Eso me puso punto en boca, al menos durante un par de segundos, pero entonces recordé una cosa que me había dicho Beocca en el transcurso de sus interminables lecciones y, sin pensarlo, sin saber siquiera lo que realmente significaban pronuncié las palabras en voz alta:

—«Vino el Hijo del hombre, que come y bebe —dije— y…».

—Decís: «He aquí un hombre glotón y borracho». —Terminó Alfredo la frase—. Tienes razón, Uhtred, razón en reprenderme. ¡Gloria a Dios! Cristo fue acusado de pasarse el tiempo en las tabernas, y yo lo había olvidado. ¡Está en las sagradas escrituras!

Que los dioses me ayuden, pensé. Estaba ebrio de Dios, pero no era ningún imbécil, y ahora se me revolvía como una serpiente.

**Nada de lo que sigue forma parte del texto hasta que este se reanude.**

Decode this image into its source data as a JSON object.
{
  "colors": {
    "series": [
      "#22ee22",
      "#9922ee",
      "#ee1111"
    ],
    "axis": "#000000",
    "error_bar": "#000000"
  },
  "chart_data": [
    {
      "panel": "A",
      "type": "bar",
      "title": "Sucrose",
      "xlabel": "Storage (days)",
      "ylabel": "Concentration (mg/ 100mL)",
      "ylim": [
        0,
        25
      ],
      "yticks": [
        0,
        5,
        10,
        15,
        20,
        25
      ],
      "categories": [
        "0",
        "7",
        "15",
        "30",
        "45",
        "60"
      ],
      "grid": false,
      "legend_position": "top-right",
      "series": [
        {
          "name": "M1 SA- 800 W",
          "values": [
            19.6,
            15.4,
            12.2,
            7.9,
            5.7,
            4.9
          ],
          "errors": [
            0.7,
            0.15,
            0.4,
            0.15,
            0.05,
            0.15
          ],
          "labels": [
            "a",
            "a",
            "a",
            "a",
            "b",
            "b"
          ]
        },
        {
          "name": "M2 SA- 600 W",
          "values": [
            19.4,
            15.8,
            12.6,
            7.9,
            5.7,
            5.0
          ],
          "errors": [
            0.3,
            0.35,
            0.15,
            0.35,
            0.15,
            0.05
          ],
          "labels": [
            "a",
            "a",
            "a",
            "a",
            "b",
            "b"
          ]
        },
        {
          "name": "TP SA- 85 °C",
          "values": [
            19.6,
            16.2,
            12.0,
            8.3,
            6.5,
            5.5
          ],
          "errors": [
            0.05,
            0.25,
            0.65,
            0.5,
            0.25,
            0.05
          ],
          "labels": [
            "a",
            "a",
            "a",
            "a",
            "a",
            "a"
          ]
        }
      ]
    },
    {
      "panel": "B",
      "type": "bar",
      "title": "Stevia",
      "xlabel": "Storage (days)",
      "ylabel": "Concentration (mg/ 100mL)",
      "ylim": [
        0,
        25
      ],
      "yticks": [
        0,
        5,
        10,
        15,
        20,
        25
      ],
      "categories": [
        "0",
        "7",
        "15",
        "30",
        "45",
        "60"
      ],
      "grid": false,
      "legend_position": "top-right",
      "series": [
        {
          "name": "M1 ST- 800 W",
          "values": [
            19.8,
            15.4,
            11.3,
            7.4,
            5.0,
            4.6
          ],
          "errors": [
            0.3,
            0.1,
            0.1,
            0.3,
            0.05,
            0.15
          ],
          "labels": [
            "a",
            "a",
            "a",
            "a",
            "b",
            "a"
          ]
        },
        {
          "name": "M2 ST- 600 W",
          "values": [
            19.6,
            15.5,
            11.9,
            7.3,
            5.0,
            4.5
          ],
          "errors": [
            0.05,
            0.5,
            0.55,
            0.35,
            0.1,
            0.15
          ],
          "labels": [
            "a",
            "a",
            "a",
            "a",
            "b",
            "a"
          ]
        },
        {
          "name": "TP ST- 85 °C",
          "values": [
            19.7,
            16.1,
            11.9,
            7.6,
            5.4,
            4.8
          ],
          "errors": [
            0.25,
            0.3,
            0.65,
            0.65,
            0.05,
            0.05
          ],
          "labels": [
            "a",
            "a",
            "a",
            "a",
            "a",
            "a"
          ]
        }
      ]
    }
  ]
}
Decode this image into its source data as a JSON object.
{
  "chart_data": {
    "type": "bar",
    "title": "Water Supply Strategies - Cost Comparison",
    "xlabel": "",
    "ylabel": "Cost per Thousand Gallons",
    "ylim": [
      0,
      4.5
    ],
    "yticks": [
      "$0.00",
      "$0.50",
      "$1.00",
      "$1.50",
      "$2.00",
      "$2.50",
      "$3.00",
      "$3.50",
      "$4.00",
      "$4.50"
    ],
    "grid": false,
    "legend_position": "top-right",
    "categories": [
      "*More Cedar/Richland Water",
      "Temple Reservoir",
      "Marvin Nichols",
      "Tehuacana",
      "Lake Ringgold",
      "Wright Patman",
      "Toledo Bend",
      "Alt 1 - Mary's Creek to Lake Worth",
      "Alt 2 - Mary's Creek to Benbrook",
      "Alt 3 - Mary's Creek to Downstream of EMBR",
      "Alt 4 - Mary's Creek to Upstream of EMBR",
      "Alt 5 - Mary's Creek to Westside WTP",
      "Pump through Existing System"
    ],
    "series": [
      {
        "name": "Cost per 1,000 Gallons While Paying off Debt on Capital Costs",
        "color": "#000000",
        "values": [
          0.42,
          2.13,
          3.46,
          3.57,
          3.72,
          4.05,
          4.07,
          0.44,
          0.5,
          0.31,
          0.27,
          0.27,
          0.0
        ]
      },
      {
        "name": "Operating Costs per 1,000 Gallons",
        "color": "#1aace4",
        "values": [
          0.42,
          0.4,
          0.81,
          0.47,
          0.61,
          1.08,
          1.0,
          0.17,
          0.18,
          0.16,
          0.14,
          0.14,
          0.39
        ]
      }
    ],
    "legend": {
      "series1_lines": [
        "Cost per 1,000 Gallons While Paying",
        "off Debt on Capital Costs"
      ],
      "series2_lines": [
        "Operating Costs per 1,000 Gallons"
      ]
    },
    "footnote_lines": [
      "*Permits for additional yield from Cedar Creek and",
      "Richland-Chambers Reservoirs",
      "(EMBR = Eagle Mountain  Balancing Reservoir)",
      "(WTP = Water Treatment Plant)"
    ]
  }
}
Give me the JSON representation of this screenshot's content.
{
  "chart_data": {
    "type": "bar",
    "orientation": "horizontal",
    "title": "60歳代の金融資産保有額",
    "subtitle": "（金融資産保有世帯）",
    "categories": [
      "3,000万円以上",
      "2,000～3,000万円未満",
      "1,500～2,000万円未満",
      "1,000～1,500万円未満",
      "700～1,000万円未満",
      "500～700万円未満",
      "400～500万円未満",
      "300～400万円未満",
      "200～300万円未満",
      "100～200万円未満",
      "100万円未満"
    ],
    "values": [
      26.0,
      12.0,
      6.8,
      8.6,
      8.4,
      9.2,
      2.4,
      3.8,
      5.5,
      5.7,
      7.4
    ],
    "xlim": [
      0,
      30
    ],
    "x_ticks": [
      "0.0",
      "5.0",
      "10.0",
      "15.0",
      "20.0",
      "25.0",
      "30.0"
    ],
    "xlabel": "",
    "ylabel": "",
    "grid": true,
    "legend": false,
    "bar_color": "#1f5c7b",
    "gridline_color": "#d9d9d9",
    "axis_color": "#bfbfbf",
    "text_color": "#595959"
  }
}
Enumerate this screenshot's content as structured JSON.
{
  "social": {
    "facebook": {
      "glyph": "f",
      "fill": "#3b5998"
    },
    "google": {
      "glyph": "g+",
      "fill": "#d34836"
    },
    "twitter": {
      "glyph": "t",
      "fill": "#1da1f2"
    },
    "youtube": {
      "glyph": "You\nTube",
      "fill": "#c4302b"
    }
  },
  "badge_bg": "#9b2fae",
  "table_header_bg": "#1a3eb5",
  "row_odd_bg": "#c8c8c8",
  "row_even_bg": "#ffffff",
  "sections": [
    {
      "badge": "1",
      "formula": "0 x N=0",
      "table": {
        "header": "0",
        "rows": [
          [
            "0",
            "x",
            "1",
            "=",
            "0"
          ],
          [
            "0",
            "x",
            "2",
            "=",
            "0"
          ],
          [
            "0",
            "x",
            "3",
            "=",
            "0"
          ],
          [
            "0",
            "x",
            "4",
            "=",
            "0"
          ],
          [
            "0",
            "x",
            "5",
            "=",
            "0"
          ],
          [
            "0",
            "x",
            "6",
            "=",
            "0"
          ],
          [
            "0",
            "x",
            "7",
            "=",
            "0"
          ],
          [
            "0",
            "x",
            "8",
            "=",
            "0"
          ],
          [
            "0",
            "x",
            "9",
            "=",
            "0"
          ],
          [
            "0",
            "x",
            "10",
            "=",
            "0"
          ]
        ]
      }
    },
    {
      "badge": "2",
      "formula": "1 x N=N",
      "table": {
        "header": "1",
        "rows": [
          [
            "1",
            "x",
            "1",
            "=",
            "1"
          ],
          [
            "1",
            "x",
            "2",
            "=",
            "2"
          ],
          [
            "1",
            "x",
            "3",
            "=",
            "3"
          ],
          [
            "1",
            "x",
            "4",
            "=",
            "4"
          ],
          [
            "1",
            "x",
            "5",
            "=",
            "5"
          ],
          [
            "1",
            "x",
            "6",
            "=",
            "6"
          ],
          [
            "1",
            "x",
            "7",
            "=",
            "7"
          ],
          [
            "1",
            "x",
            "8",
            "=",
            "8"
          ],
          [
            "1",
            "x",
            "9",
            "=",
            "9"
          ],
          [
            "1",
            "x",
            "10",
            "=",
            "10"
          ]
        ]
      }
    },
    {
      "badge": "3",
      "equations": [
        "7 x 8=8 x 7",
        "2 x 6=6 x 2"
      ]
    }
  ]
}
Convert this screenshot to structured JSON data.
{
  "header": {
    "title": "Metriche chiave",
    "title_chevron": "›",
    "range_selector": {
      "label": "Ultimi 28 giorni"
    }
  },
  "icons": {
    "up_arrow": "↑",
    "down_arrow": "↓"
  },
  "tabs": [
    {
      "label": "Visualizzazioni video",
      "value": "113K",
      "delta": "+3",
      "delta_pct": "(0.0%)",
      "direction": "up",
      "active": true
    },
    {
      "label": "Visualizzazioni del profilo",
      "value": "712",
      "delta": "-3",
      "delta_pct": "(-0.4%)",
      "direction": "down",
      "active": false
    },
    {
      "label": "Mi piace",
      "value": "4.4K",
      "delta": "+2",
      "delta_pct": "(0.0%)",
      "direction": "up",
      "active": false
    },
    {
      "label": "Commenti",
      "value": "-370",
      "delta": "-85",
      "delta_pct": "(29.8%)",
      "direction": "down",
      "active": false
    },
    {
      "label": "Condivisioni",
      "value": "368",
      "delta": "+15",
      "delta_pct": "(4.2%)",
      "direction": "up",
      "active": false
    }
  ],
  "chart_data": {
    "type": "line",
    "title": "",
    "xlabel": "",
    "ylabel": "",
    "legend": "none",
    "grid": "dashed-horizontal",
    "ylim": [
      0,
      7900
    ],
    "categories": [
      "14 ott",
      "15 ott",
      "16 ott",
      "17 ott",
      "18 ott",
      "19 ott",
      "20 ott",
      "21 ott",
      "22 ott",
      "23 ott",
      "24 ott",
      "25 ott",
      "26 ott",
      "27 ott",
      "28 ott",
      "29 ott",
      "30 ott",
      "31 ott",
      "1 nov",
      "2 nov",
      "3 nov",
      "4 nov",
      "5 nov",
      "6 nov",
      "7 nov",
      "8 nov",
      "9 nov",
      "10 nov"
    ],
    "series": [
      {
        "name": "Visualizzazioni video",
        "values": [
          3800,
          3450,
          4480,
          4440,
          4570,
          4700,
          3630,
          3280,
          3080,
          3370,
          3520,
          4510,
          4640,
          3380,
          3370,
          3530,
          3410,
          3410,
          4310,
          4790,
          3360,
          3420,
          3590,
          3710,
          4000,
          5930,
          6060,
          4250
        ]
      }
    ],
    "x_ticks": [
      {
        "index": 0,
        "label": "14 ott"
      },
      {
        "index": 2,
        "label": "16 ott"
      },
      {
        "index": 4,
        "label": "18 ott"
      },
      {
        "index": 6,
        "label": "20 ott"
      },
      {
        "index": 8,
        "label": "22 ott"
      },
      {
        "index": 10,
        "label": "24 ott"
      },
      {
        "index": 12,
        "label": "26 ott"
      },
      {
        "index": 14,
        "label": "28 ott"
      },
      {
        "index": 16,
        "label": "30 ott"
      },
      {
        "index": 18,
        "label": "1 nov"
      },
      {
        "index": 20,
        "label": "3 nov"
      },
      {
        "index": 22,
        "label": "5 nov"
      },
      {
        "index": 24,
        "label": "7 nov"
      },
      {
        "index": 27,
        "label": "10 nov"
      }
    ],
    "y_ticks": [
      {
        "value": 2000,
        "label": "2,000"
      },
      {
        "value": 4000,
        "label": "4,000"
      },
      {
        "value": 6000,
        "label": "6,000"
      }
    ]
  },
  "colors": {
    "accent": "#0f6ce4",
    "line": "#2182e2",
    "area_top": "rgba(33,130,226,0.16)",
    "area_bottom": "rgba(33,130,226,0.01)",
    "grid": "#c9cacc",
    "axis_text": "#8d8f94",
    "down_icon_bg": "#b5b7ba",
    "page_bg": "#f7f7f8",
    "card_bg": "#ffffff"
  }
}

—Y me cuentan que pasas tiempo con mi sobrino. Dicen que lo distraes de sus lecciones.

Me llevé la mano al corazón.

—Juro, señor —dije—, que no he hecho otra cosa que disuadirlo de cualquier impulso temerario. —Y eso era cierto, o bastante cierto. Jamás había animado a Etelwoldo en sus momentos más enloquecidos en los que imaginaba rebanarle el pescuezo a Alfredo o salir huyendo para unirse con los daneses. Sí que lo animaba a beber, a salir de putas y a la blasfemia, pero nada de eso me parecía temerario—. Os doy mi palabra, señor —dije.

Los juramentos eran poderosos. Todas nuestras leyes se basaban en juramentos. La vida, la lealtad y la obediencia dependían de juramentos, y mi uso de la palabra lo convenció.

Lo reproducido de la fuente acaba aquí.